Kata Qalb ditransfer kedalam bahasa Indonesia menjadi kalbu yang berarti hati nurani. Kata qalb secara harfiah berarti berubah-rubah atau berbolak-balik, disebut demikian karena ia berpotensi untuk berbolak-balik, umpamanya dari perasaan senang menjadi susah, cinta menjadi benci, dari menerima menjadi menolak, dan sebagainya (Shihab, 1997). Qalb mempunyai nama-nama lain sesuai dengan aktivitasnya (Umary, 1989), ia dinamakan pula sebagai dhomir karena sifatnya yang tersembunyi, dinama-kan fu’ad karena merupakan tumpuan tanggung jawab manusia, dan dinamakan siir karena bertempat pada tempat yang rahasia dan sebagai muara bagi rahasia manusia.

Hati nurani tidak akan mendustakan apa yang dilihatnya, ia selalu cenderung pada kebenaran. Pernyataan ini didasarkan atas firman Allah swt dalam surah an-Najm ayat 11 sebagai berikut:
ما كذب الفؤاد ما رأَى
Artinya: Hati nurani tidak mendustakan apa yang dilihatnya

Menurut Zamakhsyariy (Mujib, 1999), hati nurani diciptakan oleh Allah sesuai dengan fitrah manusia yaitu baik dan suci, dan berkecenderungan menerima kebenaran dari Tuhannya. Jika hati nurani berfungsi secara normal, maka kehidupan manusia menjadi sesuai dengan fitrah aslinya, yaitu baik dan suci, dan dengan demikian manu-sia akan beriman kepada Allah swt.

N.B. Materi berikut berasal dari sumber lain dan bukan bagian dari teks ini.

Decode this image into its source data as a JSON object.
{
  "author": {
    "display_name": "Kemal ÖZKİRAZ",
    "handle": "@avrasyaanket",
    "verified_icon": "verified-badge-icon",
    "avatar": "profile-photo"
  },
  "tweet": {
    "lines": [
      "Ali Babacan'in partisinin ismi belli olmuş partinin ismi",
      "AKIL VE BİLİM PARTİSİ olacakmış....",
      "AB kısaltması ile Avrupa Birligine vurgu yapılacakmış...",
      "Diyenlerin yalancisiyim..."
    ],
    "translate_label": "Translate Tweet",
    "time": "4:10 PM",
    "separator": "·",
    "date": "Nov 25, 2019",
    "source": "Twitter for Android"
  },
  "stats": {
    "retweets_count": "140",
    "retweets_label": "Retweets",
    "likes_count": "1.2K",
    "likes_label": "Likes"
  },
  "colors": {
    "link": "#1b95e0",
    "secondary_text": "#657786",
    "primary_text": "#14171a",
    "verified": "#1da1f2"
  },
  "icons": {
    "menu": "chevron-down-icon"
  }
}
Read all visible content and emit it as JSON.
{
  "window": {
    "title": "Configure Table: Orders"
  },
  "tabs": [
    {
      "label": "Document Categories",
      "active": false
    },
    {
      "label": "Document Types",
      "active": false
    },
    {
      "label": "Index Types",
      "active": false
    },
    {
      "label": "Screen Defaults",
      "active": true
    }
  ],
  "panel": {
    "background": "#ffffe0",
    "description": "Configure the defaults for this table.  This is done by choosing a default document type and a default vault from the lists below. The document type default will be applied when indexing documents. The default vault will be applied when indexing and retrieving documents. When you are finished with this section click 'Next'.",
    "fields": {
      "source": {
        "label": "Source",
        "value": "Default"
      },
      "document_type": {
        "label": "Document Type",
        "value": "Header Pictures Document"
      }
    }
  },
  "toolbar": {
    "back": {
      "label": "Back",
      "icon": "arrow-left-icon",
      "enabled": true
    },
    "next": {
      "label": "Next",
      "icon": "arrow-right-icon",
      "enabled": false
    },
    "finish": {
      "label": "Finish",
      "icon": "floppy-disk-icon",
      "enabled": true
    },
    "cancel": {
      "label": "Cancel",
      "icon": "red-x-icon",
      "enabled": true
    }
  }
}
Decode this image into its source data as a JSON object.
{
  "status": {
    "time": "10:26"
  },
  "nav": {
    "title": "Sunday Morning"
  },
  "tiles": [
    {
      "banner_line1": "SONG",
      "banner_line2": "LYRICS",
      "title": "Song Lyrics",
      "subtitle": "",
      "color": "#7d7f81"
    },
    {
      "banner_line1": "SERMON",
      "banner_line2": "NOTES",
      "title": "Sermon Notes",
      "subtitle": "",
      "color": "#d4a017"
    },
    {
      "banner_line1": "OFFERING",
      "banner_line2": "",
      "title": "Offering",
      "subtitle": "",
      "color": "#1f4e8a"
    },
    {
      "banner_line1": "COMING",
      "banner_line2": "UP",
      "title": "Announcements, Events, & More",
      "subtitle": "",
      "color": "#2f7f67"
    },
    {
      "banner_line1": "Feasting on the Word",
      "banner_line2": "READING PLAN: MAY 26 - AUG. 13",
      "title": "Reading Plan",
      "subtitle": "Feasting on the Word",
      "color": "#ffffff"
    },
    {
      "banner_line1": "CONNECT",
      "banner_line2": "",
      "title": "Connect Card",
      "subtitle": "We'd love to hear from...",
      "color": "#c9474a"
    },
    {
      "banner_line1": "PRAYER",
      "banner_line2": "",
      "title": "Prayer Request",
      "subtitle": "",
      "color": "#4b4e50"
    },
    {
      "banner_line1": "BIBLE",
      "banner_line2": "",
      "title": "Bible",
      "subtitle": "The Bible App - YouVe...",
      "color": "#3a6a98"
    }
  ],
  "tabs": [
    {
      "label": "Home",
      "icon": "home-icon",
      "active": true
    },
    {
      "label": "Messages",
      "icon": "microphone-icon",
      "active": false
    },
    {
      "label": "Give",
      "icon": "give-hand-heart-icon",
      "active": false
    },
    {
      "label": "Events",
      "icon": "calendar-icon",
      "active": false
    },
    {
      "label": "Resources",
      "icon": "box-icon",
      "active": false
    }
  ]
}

Iman adalah masalah gaib yang tidak dapat dijangkau oleh dunia nyata atau pengalaman empiris semata, iman hanya dapat dijangkau dengan dunia rasa. Dunia rasa hanya dapat dijangkau melalui hati nurani yang terdapat dalam dada manusia, bukan dengan rasio atau otak yang terdapat di kepala manusia karena rasio atau otak manusia tidak mampu menjangkau hal-hal yang gaib, keterangan ini dapat dilihat di dalam Alquran surah al-Hujurat ayat 14:
قالت الاعرب آمنا. قل لم تؤمنوا ولكن قولوا اسلمنا ولـما يدخل الايمان في قلوبكم وإن تطيعوا الله ورسوله لاَ يلـتكم من أعمالكم شيئا ان الله غفور رحيم

Artinya: Orang-orang Arab Badui itu berkata: “Kami telah beriman”. Katakanlah (kepada mereka): “Kamu belum beriman, tetapi katakanlah ‘kami telah tunduk’, karena iman itu belum masuk ke dalam hatimu, dan jika kamu taat kepada Allah dan Rasul-Nya, Dia tiada akan mengurangi sedikitpun (pahala) amalanmu”. Sesungguhnya Allah Maha Pengampun lagi Maha Penyayang.

Hati nurani merupakan unsur rohani manusia yang sangat penting dan dipandang sebagai inti kemanusiaan yang dapat menjadikan manusia berbeda dengan binatang. Jika manusia tidak dapat menggunakan hati nuraninya maka dia tidak ada bedanya dengan binatang, bahkan bisa lebih sesat dari binatang sebagaimana yang dinyatakan dalam Alquran surah al-A’raf ayat 179.
... لهم قلوب لا يفقهون بها ولهم اعين لا يببصرون بها ولهم اذان لا يسمعون بها اولئك كالانعام بل هم اضل اولئك هم الغافلون
Artinya: ... mereka mempunyai hati tetapi tidak dipergunakannnya untuk memahami (ayat-ayat Allah) dan mereka mempunyai mata (tetapi) tidak dipergunakannya untuk melihat (tanda-tanda kekuasaan Allah), dan mereka mempunyai telinga (tetapi) tidak dipergunakannya untuk mendengar (ayat-ayat Allah). Mereka itu bagaikan binatang, bahkan mereka lebih sesat lagi. Mereka itulah orang-orang yang lalai.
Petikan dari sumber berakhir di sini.